Think of these acts of mercy and virtue

“If you take away from the midst of you the yoke,
the pointing of the finger, and speaking wickedness,
10 if you pour yourself out for the hungry
and satisfy the desire of the afflicted,
then shall your light rise in the darkness
and your gloom be as the noonday.
While the “pointing finger” and improper speech” may be either within or without a community, the other acts are acts of mercy
The fact is that one reaps benefits because one is acting like Jesus, acting like God, becoming divinized.
Isaiah may see temporal benefits, but with Jesus we see eternal benefits, those of becoming now what we will be that will last through eternity. That of loving Jesus by acting like Jesus and so growing in love.

The Servites did this on a contemplative and penitential basis.

Think of repentance and its results
The Servites had an honorable profession as did Francis of Assisi’s father, for they were cloth merchants who gave up that profession, first to pray and then to serve the poor.
We see that in our gospel. Levi is collecting taxes, and while many Jews may have abhorred him, there is no indication that he was especially evil other than that he collected customs duties. But he hears a call from Jesus, “Follow me.” So he leaves his profession to follow Jesus, for intimacy with Jesus.
But if you are around Jesus you soon want others to share this, so he throws a banquet in honor of Jesus and invites his friends, the only friends he had: “tax collectors and others.” Now the Pharisees did not get this as an act of love for Jesus and for others. “Why do you eat and drink with tax collectors and sinners?” Ah, says Jesus, it is because they have a need and know their need: “Those who are healthy do not need a physician, but the sick do.

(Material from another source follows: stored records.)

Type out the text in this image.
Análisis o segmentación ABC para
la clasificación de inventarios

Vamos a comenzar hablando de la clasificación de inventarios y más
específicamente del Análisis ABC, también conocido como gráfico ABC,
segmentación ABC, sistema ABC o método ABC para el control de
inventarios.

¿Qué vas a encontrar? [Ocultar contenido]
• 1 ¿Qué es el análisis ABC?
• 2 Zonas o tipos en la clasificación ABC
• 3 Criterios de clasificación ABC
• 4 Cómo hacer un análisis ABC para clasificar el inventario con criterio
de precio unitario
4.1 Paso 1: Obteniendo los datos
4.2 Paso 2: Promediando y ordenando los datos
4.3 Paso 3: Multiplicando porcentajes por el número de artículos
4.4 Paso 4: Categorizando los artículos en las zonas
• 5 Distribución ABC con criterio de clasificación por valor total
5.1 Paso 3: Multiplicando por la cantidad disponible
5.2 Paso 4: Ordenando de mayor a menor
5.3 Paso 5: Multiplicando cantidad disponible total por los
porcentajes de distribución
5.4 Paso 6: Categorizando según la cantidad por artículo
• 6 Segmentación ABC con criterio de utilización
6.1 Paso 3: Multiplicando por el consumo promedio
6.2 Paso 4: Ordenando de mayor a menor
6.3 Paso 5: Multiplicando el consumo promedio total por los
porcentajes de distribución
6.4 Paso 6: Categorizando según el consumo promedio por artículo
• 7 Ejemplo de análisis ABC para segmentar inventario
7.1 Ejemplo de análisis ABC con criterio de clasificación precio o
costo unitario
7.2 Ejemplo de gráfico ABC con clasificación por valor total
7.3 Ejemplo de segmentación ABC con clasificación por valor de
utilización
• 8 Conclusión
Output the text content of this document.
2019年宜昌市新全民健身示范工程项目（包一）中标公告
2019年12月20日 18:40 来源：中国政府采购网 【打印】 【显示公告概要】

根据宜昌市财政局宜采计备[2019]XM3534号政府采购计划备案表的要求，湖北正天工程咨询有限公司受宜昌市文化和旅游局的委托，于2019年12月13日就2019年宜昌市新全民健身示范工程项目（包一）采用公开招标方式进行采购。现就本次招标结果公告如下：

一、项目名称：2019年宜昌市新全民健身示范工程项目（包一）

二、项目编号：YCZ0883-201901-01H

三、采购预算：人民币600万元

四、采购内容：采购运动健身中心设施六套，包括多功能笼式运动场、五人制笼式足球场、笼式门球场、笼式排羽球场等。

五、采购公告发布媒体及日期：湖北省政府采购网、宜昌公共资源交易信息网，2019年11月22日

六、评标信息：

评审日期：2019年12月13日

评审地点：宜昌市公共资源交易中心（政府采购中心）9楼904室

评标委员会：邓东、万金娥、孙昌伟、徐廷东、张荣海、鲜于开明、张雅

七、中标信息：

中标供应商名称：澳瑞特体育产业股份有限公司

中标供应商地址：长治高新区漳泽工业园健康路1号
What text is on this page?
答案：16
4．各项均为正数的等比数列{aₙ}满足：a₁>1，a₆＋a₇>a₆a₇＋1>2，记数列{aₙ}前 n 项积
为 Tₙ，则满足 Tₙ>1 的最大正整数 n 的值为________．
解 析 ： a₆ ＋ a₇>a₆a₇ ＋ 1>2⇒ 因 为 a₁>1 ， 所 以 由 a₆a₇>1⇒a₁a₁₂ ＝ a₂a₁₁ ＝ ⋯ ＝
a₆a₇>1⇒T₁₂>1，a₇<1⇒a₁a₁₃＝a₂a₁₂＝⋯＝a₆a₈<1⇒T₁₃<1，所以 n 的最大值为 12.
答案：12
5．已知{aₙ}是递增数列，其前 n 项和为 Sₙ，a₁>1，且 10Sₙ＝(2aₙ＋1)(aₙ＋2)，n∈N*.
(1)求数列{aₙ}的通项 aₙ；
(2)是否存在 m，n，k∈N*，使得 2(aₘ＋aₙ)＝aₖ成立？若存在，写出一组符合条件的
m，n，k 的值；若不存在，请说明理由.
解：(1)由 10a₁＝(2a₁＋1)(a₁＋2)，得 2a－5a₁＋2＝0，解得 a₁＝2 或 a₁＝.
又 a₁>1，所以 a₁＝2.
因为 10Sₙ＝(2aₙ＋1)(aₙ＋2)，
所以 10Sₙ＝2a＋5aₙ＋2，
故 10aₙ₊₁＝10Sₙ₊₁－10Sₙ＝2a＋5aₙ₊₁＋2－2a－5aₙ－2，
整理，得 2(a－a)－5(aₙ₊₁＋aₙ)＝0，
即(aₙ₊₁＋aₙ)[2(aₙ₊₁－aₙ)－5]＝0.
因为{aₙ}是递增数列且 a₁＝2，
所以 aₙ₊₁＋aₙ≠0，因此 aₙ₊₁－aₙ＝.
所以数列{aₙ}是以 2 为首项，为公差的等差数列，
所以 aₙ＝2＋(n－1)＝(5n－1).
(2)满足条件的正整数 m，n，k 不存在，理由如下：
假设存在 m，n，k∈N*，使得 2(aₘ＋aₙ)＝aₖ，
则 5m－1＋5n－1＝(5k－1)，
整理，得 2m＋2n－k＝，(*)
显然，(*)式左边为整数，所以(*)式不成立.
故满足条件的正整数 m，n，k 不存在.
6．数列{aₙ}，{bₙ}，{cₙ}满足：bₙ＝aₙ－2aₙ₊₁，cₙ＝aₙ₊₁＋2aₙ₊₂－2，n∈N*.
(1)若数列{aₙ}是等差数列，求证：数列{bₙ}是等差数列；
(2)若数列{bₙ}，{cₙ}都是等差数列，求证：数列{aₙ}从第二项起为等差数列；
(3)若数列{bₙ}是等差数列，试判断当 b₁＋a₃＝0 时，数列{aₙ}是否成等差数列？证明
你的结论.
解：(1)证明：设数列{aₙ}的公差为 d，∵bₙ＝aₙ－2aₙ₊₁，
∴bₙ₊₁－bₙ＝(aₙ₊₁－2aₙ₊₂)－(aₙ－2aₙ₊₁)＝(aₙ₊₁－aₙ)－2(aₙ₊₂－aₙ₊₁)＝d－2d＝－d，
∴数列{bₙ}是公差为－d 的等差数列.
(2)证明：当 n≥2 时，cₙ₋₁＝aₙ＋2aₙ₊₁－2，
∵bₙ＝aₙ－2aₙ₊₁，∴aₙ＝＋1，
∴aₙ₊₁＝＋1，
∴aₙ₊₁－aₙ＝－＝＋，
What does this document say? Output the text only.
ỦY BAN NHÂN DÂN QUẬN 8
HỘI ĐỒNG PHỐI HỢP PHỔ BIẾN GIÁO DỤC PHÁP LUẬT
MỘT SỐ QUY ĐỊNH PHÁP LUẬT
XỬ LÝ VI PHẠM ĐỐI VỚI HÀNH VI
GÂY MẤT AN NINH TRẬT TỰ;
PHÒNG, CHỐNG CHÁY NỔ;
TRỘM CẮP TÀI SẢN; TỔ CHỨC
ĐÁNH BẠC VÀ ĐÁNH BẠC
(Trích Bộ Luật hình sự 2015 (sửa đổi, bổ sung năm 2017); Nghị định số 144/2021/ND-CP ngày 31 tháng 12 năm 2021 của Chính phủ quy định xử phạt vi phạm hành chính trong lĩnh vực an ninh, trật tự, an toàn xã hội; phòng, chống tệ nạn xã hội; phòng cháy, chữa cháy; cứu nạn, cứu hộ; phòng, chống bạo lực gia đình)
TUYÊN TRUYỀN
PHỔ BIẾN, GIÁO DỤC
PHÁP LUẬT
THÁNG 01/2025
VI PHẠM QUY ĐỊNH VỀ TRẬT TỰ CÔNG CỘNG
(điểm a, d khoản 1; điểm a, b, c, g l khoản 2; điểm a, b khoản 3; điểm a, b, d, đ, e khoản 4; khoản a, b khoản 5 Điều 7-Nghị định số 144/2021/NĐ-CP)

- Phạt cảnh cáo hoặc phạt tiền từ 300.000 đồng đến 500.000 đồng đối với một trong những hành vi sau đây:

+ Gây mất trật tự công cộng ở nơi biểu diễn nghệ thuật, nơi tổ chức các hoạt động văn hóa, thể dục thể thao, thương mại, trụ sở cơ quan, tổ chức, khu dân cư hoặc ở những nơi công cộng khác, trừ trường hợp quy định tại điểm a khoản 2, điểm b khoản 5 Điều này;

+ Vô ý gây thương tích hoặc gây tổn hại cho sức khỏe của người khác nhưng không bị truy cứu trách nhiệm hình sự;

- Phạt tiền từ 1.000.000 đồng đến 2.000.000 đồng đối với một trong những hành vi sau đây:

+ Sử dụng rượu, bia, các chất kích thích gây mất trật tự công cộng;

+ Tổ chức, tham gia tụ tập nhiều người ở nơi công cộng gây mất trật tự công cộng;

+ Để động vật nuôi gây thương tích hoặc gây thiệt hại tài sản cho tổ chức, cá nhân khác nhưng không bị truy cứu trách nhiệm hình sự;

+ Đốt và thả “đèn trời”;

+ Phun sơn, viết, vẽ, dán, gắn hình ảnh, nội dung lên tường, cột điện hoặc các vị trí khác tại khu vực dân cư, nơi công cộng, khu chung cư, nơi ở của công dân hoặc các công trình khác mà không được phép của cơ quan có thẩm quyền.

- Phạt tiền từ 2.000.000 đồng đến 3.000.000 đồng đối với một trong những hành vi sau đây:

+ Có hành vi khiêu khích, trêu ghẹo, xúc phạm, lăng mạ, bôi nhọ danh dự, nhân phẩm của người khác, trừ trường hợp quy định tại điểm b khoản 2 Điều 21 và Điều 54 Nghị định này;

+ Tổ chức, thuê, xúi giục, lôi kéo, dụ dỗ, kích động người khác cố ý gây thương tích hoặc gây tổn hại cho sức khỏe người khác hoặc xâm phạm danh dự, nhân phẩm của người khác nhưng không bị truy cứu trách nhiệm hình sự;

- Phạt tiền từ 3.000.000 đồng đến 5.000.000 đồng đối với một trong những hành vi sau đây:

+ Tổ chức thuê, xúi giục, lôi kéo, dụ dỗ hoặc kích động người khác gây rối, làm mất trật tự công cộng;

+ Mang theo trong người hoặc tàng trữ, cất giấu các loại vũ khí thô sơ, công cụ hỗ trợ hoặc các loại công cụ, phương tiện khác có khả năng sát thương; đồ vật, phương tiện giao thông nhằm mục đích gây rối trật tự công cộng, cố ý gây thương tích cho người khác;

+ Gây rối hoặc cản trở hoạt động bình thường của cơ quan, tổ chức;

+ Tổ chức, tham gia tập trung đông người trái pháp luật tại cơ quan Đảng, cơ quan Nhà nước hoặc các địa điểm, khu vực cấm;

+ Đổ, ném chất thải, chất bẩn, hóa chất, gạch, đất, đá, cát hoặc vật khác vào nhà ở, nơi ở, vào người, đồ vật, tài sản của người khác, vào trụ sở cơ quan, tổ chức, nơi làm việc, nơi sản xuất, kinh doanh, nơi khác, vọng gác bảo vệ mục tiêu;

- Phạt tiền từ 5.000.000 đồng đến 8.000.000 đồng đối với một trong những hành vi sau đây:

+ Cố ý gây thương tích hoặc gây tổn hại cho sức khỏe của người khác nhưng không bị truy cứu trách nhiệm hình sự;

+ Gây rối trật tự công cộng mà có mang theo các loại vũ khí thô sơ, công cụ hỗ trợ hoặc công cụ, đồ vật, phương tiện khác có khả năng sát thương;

I have not come to call the righteous to repentance but sinners.”
The Pharisees had need of Jesus to, but did not know their need, considered themselves righteous, and so are not called. These others knew of their needs and knew they were not righteous, so they are invited, for they are ready to hear the call to repentance.
Jesus knows that Levi’s act is an act of love and that he loves his friends as Jesus also did, so surely he granted them repentance.

Two points, then, to close:

First, all of our corporal and spiritual acts of mercy, whether done in Lent or at other times, are acts of love, love for God by being like God and showing love to others. It is all quite simple, but also quite difficult in that we may do them, not out of love for Jesus but out of conformity or to gain status in our religious community.
Second, we leave all to be with Jesus when we hear his call. We spend time with Jesus. We repent of our past. That is all well and good and that is where some orders may stop, such as the Poor Clares.
But most of us are called to spend time with Jesus but also to let his love in us overflow to others so we reach out evangelistically. It may not be as comfortable to reach out to those who know their need to Jesus and introduce them to the master, letting him speak to their hearts. It may generate some criticism. But normally we must have both sides of the coin, the being with and loving Jesus and the being with and loving the neighbor and bringing them to Jesus. (Contemplative orders, of course, do this through prayer.)
So in our Lenten journey let us remember that Lent is about being with Jesus and the journey inward of repentance and the reaching out to others in acts of love and mercy and ultimately bringing them to Jesus. This is the time to grow in both the inward and outward journey.